AILSA CHANG, HOST:
In a series of tweets, President Trump called off a potential deal with the Taliban. It would have ended 18 years of Americans at war in Afghanistan. That deal had been painstakingly negotiated between the president's envoy Zalmay Khalilzad and the Taliban. They had met for nine rounds of talks in Qatar, and a deal had been agreed to in principle. Under it, the U.S. would've been expected to withdraw more than a third of the 14,000 troops still there. And in exchange, the Taliban wouldn't use Afghanistan as a base for terrorist attacks.
To sort through all of this now, we're joined by NPR's Tom Bowman, who is in Afghanistan now. Hey, Tom.
TOM BOWMAN, BYLINE: Hey, Ailsa.
CHANG: So I understand you're traveling with Marine General Frank McKenzie right now. He's the head of Central Command, which means he commands all the troops in the Middle East. What has been their reaction to this news that President Trump undid this deal that was on the table between the Taliban and the U.S.?
BOWMAN: We're traveling with General McKenzie in eastern Afghanistan. We went to a base this morning, and several of the soldiers asked the general about the way ahead now that they pulled the plug on the talks. Will troops be cut, as President Trump suggested? And the general said, listen; at this point, there's no word yet on whether troops will be cut. But he said if they are cut by about 5,000, as the president suggested, that the U.S. could still continue the mission - train Afghan forces, go after ISIS as well as the Taliban - again, continue the current mission.
CHANG: OK. So just to step back for a moment, can you just remind us what was in the current deal?

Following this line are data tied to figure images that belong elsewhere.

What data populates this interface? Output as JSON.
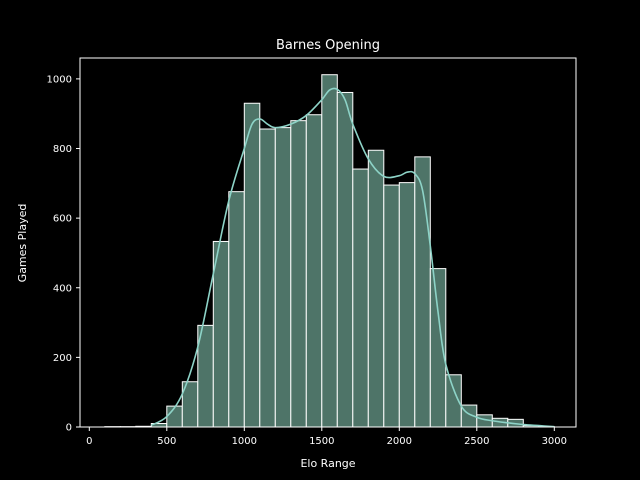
{
  "chart_data": {
    "type": "bar",
    "title": "Barnes Opening",
    "xlabel": "Elo Range",
    "ylabel": "Games Played",
    "xlim": [
      -60,
      3140
    ],
    "ylim": [
      0,
      1060
    ],
    "xticks": [
      0,
      500,
      1000,
      1500,
      2000,
      2500,
      3000
    ],
    "yticks": [
      0,
      200,
      400,
      600,
      800,
      1000
    ],
    "bin_width": 100,
    "bins": [
      {
        "x0": 100,
        "x1": 200,
        "value": 1
      },
      {
        "x0": 200,
        "x1": 300,
        "value": 1
      },
      {
        "x0": 300,
        "x1": 400,
        "value": 2
      },
      {
        "x0": 400,
        "x1": 500,
        "value": 10
      },
      {
        "x0": 500,
        "x1": 600,
        "value": 60
      },
      {
        "x0": 600,
        "x1": 700,
        "value": 130
      },
      {
        "x0": 700,
        "x1": 800,
        "value": 292
      },
      {
        "x0": 800,
        "x1": 900,
        "value": 533
      },
      {
        "x0": 900,
        "x1": 1000,
        "value": 676
      },
      {
        "x0": 1000,
        "x1": 1100,
        "value": 930
      },
      {
        "x0": 1100,
        "x1": 1200,
        "value": 856
      },
      {
        "x0": 1200,
        "x1": 1300,
        "value": 860
      },
      {
        "x0": 1300,
        "x1": 1400,
        "value": 880
      },
      {
        "x0": 1400,
        "x1": 1500,
        "value": 897
      },
      {
        "x0": 1500,
        "x1": 1600,
        "value": 1012
      },
      {
        "x0": 1600,
        "x1": 1700,
        "value": 961
      },
      {
        "x0": 1700,
        "x1": 1800,
        "value": 741
      },
      {
        "x0": 1800,
        "x1": 1900,
        "value": 795
      },
      {
        "x0": 1900,
        "x1": 2000,
        "value": 695
      },
      {
        "x0": 2000,
        "x1": 2100,
        "value": 702
      },
      {
        "x0": 2100,
        "x1": 2200,
        "value": 776
      },
      {
        "x0": 2200,
        "x1": 2300,
        "value": 455
      },
      {
        "x0": 2300,
        "x1": 2400,
        "value": 150
      },
      {
        "x0": 2400,
        "x1": 2500,
        "value": 63
      },
      {
        "x0": 2500,
        "x1": 2600,
        "value": 35
      },
      {
        "x0": 2600,
        "x1": 2700,
        "value": 25
      },
      {
        "x0": 2700,
        "x1": 2800,
        "value": 22
      },
      {
        "x0": 2800,
        "x1": 2900,
        "value": 4
      },
      {
        "x0": 2900,
        "x1": 3000,
        "value": 1
      }
    ],
    "kde": {
      "x": [
        400,
        500,
        600,
        700,
        800,
        900,
        1000,
        1050,
        1100,
        1150,
        1200,
        1300,
        1400,
        1500,
        1550,
        1600,
        1650,
        1700,
        1800,
        1900,
        2000,
        2050,
        2100,
        2150,
        2200,
        2250,
        2300,
        2400,
        2500,
        2600,
        2700,
        2800,
        2900,
        3000
      ],
      "y": [
        5,
        30,
        95,
        230,
        440,
        650,
        800,
        870,
        885,
        870,
        860,
        870,
        895,
        940,
        968,
        970,
        940,
        870,
        770,
        720,
        722,
        732,
        728,
        680,
        520,
        330,
        180,
        60,
        28,
        18,
        12,
        7,
        4,
        1
      ]
    },
    "grid": false,
    "legend": "none",
    "colors": {
      "background": "#000000",
      "bar_fill": "#4e7468",
      "bar_edge": "#ffffff",
      "kde_line": "#8dd3c7",
      "axis": "#ffffff",
      "text": "#ffffff"
    }
  }
}
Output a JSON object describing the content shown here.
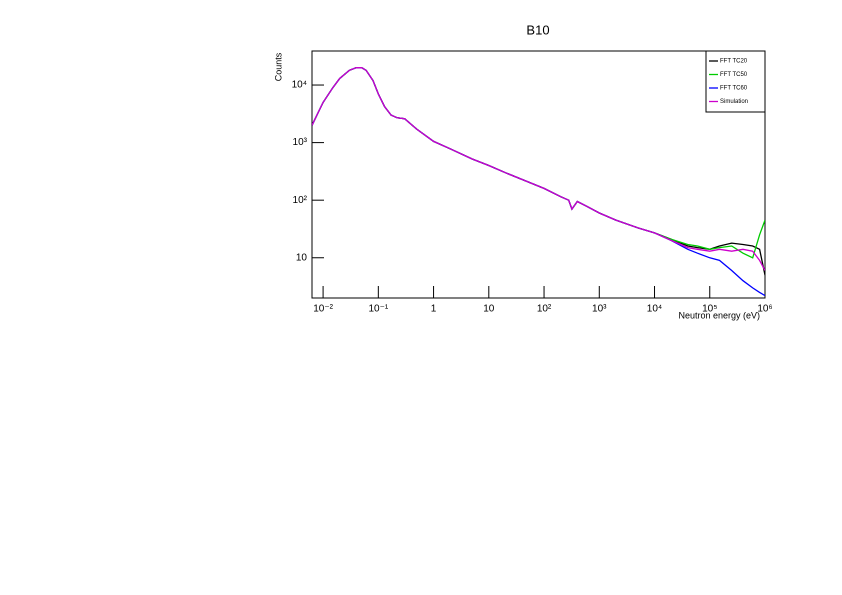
{
  "chart_data": {
    "type": "line",
    "title": "B10",
    "x_label": "Neutron energy (eV)",
    "y_label": "Counts",
    "x": [
      0.0063,
      0.008,
      0.01,
      0.015,
      0.02,
      0.03,
      0.04,
      0.05,
      0.06,
      0.08,
      0.1,
      0.13,
      0.17,
      0.22,
      0.3,
      0.5,
      1,
      2,
      5,
      10,
      20,
      50,
      100,
      200,
      280,
      320,
      400,
      600,
      1000,
      2000,
      5000,
      10000,
      20000,
      40000,
      60000,
      100000,
      150000,
      250000,
      400000,
      600000,
      800000,
      1000000
    ],
    "series": [
      {
        "name": "FFT TC20",
        "color": "#000000",
        "values": [
          2000,
          3200,
          5000,
          9000,
          13000,
          18000,
          20000,
          20000,
          18000,
          12000,
          7000,
          4200,
          3000,
          2700,
          2600,
          1700,
          1050,
          780,
          520,
          400,
          300,
          210,
          160,
          115,
          100,
          70,
          95,
          78,
          60,
          45,
          33,
          27,
          21,
          16,
          15,
          14,
          16,
          18,
          17,
          16,
          14,
          5
        ]
      },
      {
        "name": "FFT TC50",
        "color": "#00cc00",
        "values": [
          2000,
          3200,
          5000,
          9000,
          13000,
          18000,
          20000,
          20000,
          18000,
          12000,
          7000,
          4200,
          3000,
          2700,
          2600,
          1700,
          1050,
          780,
          520,
          400,
          300,
          210,
          160,
          115,
          100,
          70,
          95,
          78,
          60,
          45,
          33,
          27,
          21,
          17,
          16,
          14,
          15,
          16,
          12,
          10,
          25,
          45
        ]
      },
      {
        "name": "FFT TC60",
        "color": "#0000ff",
        "values": [
          2000,
          3200,
          5000,
          9000,
          13000,
          18000,
          20000,
          20000,
          18000,
          12000,
          7000,
          4200,
          3000,
          2700,
          2600,
          1700,
          1050,
          780,
          520,
          400,
          300,
          210,
          160,
          115,
          100,
          70,
          95,
          78,
          60,
          45,
          33,
          27,
          20,
          14,
          12,
          10,
          9,
          6,
          4,
          3,
          2.5,
          2.2
        ]
      },
      {
        "name": "Simulation",
        "color": "#cc00cc",
        "values": [
          2000,
          3200,
          5000,
          9000,
          13000,
          18000,
          20000,
          20000,
          18000,
          12000,
          7000,
          4200,
          3000,
          2700,
          2600,
          1700,
          1050,
          780,
          520,
          400,
          300,
          210,
          160,
          115,
          100,
          70,
          95,
          78,
          60,
          45,
          33,
          27,
          20,
          15,
          14,
          13,
          14,
          13,
          14,
          13,
          9,
          6
        ]
      }
    ],
    "xlog": true,
    "ylog": true,
    "xlim": [
      0.0063,
      1000000
    ],
    "ylim": [
      2,
      39000
    ],
    "xticks": [
      {
        "value": 0.01,
        "label": "10⁻²"
      },
      {
        "value": 0.1,
        "label": "10⁻¹"
      },
      1,
      10,
      {
        "value": 100,
        "label": "10²"
      },
      {
        "value": 1000,
        "label": "10³"
      },
      {
        "value": 10000,
        "label": "10⁴"
      },
      {
        "value": 100000,
        "label": "10⁵"
      },
      {
        "value": 1000000,
        "label": "10⁶"
      }
    ],
    "yticks": [
      10,
      {
        "value": 100,
        "label": "10²"
      },
      {
        "value": 1000,
        "label": "10³"
      },
      {
        "value": 10000,
        "label": "10⁴"
      }
    ],
    "legend": "top-right"
  }
}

BOWMAN: The details in the deal were pretty closely held, but, essentially, the U.S. would cut troops if the Taliban renounced al-Qaida and agree to an intra-Afghan meeting. Also, the Taliban was to reduce violence as well, but there was no agreement on a cease-fire, which would've, of course, stopped all fighting while the Afghans and the Taliban talked. This could have been a sticking point.
CHANG: The cease-fire.
BOWMAN: Right, the cease-fire while the president pulled the plug on all this.
Now, there are also complaints from the Afghan government and some in Congress that the U.S. really didn't get much out of this deal. The deal was pretty thin. The Taliban, interestingly, were pretty content with the deal and may have overplayed their hand, some are saying, by this bombing that essentially just ended the deal that they really had in their hand.
And now, of course, it's back to the drawing board. There are meetings in D.C. this week with top White House officials, administration officials, as well as Zalmay Khalilzad himself. He's in Washington for consultations.
CHANG: Now, this bombing that you just mentioned - that was the reason that President Trump presented as the reason he decided to stop the talks for the moment, but are you getting the sense from your end that that was the actual reason these talks are falling through?
BOWMAN: Well, people really don't know, and it could've been that there was no cease-fire as part of this agreement, which a lot of people wanted. Also, the Afghan government and some members of Congress said, listen; the U.S. really didn't get much out of this agreement. The Taliban seemed to get a lot more than the Americans did. There was no reduction in violence. That was a big part of this. And the U.S. would cut its troops, in essence, for assurances from the Taliban that they would reduce violence and maybe meet with Afghan officials. But again, the sense was the Taliban got the better part of this deal.
CHANG: All right, so now that the pause button has been hit on this deal, who's going to be paying the biggest price for things not moving forward at this point?
BOWMAN: Well, in many cases like this, it's always the civilians that pay the price because they're going to get caught in the crossfire here. The Taliban have increased the attacks, and General McKenzie told us that the U.S. would respond in kind. Let's listen.
GENERAL FRANK MCKENZIE: We're certainly not going to sit still and let them carry out some self-described race to victory. That's not going to happen. And so we'll take whatever measures are necessary to prevent that.
BOWMAN: And so the meetings continue in Washington. And here in Afghanistan, the fighting continues.
CHANG: That's NPR's Tom Bowman. He's traveling with the head of CENTCOM in Afghanistan. Thanks very much, Tom.